Wie als kind is gepest, kan de gevolgen pesten op latere leeftijd vaak nog voelen. Als een van de gevolgen pesten een trauma is, kan het je leven nog lange tijd kleuren. Een van de gevolgen pesten is een laag zelfbeeld. Je kunt je soms zo waardeloos voelen dat je niet meer wilt leven.
Oorzaken van pesten
Concurrentiedrang, jaloezie, verveling, of om frustratie af te reageren. De dader is vroeger zelf gepest of bang gepest te worden. Dan probeert hij of zij de aandacht van mogelijke pesters af te leiden door iemand anders te pesten.
De belangrijkste kenmerken van pestgedrag zijn: er is een negatieve bedoeling. het gebeurt structureel tegen dezelfde persoon of personen. er is machtsongelijkheid, bijvoorbeeld vanwege de sociale hiërarchie in de groep.
Pesten voorkomen, is dat mogelijk? Nee, je kunt het niet helemaal voorkomen. Wat je wel kunt doen is zorgen dat je kind leert voor zichzelf op te komen, zodat het zelf het pesten de kop in kan drukken. Kinderen die stevig in hun schoenen staan worden niet snel het slachtoffer van pesten.

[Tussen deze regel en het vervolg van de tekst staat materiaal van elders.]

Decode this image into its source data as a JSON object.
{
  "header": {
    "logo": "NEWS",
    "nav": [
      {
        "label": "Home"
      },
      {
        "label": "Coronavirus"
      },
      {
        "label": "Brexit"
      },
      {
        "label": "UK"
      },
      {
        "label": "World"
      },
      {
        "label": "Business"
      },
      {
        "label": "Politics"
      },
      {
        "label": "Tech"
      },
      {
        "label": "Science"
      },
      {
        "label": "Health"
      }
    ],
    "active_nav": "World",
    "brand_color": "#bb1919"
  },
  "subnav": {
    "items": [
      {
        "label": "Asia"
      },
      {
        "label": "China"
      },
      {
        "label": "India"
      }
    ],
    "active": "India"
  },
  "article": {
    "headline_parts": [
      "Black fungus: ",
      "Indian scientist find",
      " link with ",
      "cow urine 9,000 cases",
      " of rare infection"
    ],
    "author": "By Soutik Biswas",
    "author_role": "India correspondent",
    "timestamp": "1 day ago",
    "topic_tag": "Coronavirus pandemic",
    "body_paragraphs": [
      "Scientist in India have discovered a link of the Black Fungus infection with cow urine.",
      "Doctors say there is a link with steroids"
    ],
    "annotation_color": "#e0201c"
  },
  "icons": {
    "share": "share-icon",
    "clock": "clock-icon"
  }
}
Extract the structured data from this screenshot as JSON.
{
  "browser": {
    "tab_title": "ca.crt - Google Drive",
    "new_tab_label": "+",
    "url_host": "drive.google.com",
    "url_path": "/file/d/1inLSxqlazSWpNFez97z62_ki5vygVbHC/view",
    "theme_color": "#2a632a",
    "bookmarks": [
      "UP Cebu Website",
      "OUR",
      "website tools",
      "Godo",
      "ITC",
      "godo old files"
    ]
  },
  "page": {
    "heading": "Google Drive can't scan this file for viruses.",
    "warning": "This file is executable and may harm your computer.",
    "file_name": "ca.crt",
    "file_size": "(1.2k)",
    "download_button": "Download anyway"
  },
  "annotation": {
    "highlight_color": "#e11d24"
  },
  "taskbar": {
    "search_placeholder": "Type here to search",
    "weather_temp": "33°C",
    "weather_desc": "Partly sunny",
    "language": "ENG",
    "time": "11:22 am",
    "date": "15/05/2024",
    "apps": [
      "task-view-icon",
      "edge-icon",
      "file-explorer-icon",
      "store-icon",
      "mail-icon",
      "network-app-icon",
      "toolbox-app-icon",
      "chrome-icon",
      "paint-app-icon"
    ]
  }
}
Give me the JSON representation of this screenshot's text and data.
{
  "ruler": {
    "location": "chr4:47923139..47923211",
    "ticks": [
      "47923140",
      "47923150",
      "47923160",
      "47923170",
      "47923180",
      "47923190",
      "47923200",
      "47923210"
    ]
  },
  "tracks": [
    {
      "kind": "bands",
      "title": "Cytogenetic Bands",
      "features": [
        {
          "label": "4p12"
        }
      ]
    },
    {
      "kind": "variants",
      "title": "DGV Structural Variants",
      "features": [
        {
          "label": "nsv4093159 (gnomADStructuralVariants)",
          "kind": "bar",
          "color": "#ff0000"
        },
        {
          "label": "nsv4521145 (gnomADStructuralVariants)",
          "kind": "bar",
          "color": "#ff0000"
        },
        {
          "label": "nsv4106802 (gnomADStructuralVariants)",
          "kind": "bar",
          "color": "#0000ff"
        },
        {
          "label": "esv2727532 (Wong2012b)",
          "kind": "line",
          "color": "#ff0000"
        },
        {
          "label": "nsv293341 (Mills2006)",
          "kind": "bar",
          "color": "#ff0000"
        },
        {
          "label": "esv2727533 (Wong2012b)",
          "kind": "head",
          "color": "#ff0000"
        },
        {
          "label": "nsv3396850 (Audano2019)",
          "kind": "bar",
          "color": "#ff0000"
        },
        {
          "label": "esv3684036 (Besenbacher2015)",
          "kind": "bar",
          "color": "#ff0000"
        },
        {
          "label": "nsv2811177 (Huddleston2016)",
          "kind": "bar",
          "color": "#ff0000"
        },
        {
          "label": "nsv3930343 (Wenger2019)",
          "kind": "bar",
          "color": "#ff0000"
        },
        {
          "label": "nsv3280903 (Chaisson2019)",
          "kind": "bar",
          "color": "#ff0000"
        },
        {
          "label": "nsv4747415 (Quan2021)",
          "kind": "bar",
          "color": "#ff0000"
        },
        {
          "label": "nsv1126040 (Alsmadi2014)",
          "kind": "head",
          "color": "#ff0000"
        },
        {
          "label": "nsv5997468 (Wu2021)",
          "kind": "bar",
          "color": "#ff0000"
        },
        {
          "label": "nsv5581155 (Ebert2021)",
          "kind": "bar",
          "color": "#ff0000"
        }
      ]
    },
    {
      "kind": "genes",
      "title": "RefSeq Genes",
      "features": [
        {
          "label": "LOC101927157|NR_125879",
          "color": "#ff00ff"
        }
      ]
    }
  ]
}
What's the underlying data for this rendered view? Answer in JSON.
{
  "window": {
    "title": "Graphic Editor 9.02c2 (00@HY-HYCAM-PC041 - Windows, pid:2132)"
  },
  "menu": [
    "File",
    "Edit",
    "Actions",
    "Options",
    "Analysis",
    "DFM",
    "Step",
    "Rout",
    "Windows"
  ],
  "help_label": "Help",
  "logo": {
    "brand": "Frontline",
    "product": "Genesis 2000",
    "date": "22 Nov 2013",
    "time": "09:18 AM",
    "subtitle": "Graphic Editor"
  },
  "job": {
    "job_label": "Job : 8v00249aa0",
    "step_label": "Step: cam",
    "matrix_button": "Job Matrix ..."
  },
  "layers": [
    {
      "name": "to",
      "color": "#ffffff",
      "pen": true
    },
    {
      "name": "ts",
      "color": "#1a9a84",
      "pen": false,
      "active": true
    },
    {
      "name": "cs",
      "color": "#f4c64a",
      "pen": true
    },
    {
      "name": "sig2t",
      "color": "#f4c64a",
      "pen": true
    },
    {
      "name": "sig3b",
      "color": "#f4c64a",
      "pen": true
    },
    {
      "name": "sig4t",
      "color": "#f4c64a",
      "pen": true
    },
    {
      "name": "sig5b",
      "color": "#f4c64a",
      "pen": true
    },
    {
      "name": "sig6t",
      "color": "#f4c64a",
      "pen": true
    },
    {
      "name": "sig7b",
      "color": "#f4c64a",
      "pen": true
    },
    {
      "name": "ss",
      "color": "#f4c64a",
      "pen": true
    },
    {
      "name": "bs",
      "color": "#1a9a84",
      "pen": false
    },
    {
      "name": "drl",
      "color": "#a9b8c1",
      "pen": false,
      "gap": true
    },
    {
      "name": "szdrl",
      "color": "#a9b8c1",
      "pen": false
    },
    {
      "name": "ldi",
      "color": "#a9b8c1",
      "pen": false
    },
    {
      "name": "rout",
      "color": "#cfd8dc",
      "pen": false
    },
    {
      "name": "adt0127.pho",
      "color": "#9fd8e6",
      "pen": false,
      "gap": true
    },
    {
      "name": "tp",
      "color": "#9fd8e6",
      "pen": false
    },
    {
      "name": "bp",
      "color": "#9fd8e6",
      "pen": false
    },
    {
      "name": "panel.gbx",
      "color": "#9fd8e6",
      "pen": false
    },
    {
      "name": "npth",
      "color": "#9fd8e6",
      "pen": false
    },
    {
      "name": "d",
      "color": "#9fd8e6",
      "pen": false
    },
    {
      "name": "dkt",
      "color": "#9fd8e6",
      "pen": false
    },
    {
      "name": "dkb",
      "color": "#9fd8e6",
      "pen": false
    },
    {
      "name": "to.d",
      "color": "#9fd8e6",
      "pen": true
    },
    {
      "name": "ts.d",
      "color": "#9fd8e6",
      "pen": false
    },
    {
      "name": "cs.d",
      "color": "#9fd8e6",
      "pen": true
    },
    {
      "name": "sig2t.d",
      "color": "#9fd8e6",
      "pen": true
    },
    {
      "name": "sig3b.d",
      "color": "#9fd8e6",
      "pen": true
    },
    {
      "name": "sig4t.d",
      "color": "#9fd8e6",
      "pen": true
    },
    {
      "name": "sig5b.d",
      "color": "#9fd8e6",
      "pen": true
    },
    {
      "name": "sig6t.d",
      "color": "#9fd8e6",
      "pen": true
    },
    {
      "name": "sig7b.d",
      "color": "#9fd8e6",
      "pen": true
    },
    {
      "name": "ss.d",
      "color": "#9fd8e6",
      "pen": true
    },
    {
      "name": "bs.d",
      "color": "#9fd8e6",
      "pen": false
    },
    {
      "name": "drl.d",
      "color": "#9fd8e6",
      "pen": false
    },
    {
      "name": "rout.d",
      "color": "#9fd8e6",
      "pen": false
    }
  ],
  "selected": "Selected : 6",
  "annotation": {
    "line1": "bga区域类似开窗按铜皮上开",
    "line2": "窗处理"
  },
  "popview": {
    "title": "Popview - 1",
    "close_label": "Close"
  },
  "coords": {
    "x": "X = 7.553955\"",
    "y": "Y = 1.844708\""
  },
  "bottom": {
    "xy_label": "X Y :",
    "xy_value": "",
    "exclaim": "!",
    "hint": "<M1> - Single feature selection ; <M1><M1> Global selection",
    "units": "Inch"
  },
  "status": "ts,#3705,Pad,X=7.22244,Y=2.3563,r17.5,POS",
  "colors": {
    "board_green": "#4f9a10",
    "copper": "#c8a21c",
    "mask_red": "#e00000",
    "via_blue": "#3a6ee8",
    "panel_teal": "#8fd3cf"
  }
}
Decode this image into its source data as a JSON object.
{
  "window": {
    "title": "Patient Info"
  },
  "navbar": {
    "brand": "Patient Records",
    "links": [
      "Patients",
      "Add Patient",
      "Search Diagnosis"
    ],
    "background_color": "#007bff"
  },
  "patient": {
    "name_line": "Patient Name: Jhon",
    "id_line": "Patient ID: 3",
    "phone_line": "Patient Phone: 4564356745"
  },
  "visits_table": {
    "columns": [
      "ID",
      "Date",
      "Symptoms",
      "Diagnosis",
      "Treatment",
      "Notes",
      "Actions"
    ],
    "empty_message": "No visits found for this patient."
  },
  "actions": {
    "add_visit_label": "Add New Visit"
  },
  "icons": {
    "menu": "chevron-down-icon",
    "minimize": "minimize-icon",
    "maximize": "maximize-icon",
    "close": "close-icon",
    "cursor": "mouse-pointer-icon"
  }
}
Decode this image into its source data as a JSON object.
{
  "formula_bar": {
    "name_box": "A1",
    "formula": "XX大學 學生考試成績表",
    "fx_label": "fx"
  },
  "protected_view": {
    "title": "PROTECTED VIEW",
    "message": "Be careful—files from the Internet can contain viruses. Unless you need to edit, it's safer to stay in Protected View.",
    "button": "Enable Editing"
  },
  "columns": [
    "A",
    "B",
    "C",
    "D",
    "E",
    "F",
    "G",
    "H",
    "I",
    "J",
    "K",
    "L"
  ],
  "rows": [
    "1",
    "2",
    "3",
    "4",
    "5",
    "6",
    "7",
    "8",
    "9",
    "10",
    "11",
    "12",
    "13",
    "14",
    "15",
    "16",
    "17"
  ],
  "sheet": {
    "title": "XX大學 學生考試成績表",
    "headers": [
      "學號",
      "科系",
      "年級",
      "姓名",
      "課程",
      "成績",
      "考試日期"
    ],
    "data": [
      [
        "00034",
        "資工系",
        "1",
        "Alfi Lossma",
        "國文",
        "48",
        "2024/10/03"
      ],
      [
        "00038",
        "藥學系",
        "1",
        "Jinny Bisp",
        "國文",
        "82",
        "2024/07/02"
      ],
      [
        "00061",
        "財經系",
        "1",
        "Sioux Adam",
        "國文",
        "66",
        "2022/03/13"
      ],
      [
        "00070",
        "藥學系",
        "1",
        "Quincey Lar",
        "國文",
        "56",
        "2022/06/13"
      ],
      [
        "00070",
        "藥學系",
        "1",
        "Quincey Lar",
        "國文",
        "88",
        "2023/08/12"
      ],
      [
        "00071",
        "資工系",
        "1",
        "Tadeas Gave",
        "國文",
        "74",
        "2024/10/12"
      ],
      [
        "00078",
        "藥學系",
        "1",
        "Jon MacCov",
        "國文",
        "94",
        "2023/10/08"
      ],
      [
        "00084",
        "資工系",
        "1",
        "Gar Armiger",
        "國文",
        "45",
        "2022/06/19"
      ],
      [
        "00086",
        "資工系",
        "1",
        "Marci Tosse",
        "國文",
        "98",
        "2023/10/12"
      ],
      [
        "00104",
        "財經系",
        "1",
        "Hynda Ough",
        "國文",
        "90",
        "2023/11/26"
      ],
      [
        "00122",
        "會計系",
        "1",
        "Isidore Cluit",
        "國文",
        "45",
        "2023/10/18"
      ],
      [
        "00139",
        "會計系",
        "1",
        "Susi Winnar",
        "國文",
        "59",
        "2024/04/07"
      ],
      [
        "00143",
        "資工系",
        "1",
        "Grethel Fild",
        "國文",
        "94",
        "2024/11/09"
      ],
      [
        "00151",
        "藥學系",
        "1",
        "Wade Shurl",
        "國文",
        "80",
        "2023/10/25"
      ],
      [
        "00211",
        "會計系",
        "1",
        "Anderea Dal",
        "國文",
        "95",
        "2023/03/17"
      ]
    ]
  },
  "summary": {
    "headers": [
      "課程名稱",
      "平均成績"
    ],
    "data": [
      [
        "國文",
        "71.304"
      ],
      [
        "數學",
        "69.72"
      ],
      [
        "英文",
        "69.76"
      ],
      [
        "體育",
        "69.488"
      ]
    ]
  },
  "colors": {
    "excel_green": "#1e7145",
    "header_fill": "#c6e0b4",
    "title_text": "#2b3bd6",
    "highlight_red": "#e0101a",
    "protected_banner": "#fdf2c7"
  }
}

pesten gebeurt telkens opnieuw tegen dezelfde persoon (stelselmatig), plagen gebeurt af en toe en tussen verschillende personen. bij pesten is er sprake van ongelijkheid (in macht, kracht of sociale status), bij plagen is die ongelijkheid niet of veel minder aanwezig en zijn kinderen ongeveer even sterk.
Hoe hoger het middelbaar onderwijs, hoe minder pestkoppen. Vrijwel elke scholier zit op internet. Desondanks wordt nog altijd het meest gepest in en om de school. Eén op de twintig leerlingen wordt gepest via de computer, het zogeheten cyberpesten.
Pubers willen niet meer luisteren, zijn snel geïrriteerd en lijken alleen nog oog te hebben voor hun vrienden. Dat komt doordat ze twee grote transities doormaken: de groeispurt van hun hersenen en de heroriëntatie van hun hechtingssysteem.
Bij pesten in de vorm van ernstige belediging of mishandeling kan er sprake zijn van een strafbaar feit. In dat geval kan de school aangifte doen bij de politie.